Uns interessiert vornehmlich die untere Bildhälfte, wo wir das russische Schanzwerk erkennen. So:

 

gelb Schanzkörbe (rund, vier- und sechseckig)

 

rot Fundamente für Geschütze

 

orange -  niedrige Brustwehr für Kanonenfeuer

 

(all dies läßt sich mit dem Zubehör-Satz von RED BOX nachstellen, sogar Verbindungen zwischen den einzelnen Stellungen errichten.)

 

hellblau -  Kanonen mit kleinen Rädern, vermutlich zum Direktbeschuß der Stadtmauer (wir hätten sie eher auf dem Kanonenturm vermutet, aber wir waren ja nicht dabei).

 

blau -  Mörser, es wird eben alles eingesetzt, was an Geschütz vorhanden ist.

 

grün -  Kanonenturm (in einigen Quellen fälschlich als Belagerungsturm bezeichnet, genau das ist er gerade nicht, denn er bleibt an Ort und Stelle und ist von oben bis unten mit Kanonen bestückt), von dem hier nur das oberste Stockwerk zu sehen ist. Aber es gibt zwei weitere Etagen. Die Kanonen oben sind groß und schwer und haben auch größere Räder. Der Turm muß also sehr stabil gebaut sein, um nicht nur das Gewicht, sondern auch die Rückstöße aushalten zu können.

 

hellgrün -  Tataren in der Stadt

 

hellbraun -  Schanzarbeiter (für unseren Geschmack etwas leichtsinnig so ohne Deckung), meist Bauern, die zu Erdarbeiten zwangsverpflichtet worden sind (mitunter Zehntausende, weswegen russische Heere gern mit phantastischen Stärkezahlen angegeben werden).

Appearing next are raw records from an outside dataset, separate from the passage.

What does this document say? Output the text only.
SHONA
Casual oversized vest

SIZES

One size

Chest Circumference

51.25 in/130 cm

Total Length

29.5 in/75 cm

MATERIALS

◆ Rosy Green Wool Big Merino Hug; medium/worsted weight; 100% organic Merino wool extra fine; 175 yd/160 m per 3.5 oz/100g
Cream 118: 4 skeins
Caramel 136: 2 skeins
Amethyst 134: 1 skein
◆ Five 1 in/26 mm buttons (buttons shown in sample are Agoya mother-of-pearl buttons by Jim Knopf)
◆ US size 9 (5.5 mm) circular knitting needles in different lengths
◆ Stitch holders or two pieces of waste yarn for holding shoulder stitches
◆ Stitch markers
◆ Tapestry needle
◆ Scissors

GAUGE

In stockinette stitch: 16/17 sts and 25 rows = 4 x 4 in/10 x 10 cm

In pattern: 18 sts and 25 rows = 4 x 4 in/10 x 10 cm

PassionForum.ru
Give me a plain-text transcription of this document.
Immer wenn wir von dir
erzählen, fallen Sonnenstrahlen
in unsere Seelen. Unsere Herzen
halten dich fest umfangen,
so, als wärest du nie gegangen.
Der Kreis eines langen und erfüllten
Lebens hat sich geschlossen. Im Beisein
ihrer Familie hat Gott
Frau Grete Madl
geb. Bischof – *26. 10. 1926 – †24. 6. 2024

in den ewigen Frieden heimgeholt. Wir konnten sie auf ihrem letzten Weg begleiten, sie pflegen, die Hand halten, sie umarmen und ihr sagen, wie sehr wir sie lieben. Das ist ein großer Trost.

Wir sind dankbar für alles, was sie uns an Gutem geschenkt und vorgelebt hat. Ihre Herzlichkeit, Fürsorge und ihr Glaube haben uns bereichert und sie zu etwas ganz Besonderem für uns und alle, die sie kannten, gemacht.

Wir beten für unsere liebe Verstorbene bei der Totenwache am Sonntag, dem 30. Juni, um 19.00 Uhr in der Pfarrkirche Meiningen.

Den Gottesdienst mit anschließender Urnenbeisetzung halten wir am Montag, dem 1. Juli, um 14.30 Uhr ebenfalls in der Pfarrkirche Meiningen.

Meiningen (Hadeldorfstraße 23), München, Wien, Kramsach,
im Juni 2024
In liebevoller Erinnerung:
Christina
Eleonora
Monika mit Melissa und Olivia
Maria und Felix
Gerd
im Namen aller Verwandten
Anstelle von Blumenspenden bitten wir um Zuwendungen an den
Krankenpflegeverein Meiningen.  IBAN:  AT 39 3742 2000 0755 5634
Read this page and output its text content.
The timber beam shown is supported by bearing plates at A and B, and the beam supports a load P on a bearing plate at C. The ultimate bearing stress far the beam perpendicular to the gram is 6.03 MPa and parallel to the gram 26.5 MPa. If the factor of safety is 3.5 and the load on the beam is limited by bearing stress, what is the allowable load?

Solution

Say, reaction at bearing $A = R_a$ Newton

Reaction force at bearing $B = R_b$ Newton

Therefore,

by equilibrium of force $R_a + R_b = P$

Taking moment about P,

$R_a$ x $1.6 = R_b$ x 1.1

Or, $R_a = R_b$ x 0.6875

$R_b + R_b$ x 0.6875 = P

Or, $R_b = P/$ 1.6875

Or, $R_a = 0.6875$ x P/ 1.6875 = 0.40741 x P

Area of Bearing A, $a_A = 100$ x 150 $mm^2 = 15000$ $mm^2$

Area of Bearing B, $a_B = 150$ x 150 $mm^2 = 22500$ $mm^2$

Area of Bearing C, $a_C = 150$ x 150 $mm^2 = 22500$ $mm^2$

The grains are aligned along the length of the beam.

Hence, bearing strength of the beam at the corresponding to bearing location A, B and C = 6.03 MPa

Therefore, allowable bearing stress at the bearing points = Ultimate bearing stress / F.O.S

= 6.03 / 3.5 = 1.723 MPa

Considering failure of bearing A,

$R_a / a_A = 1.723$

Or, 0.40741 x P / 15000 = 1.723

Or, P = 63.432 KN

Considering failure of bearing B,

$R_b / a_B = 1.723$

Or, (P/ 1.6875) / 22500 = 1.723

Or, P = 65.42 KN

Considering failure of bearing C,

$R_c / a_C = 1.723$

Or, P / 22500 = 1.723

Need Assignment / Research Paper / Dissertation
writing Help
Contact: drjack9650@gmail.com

Schaut ruhig selbst genauer hin, man kann noch mehr auf diesem Photo entdecken.

Eigene Photos:

 

Erste Versuche an Artillerieschanzen sind hier zu erkennen, und wir sind ganz zufrieden, auch wenn wir so etwas wie den Kanonenturm noch nicht wiedergeben können. Wir haben die Rohre der vorhandenen Geschütze getauscht, um so eine größere Vielfalt zu erhalten (auf dem Diorama-Photo sind ja auch kaum zwei gleiche Geschütze zu erkennen).

 

Einmal abgesehen von den mysteriösen Kriegsmönchen sind uns noch einige andere Rätsel aufgefallen, vor allem die merkwürdigen Rillen und Riffelungen an den Kanonenrohren. Etwas Ähnliches haben wir lediglich bei einer einzigen Abbildung wiedergefunden. Sechs unserer Photos zeigen verschiedene Kanonen zwischen und in den Stellungen, das siebente unser kleines Arsenal.

 

Ja, wir hoffen, daß RED BOX noch weitere russische Kanonen herausbringt, und ja, wir recherchieren zur Zeit auch über die Belagerung von Kasan 1552.

 

Hier einige interessante Links, leider alle in Kyrillisch.

 

http://armor.kiev.ua/lib/artilery/01/ (ukrainische Seite in Russisch)

http://трымава.рф/?p=6880

https://en.wikipedia.org/wiki/File:TheTsarCannonJuly2004.jpg
(In englischer Sprache; Iwan IV. liebte Riesenkanonen, hier die größte des 16. Jahrhunderts.)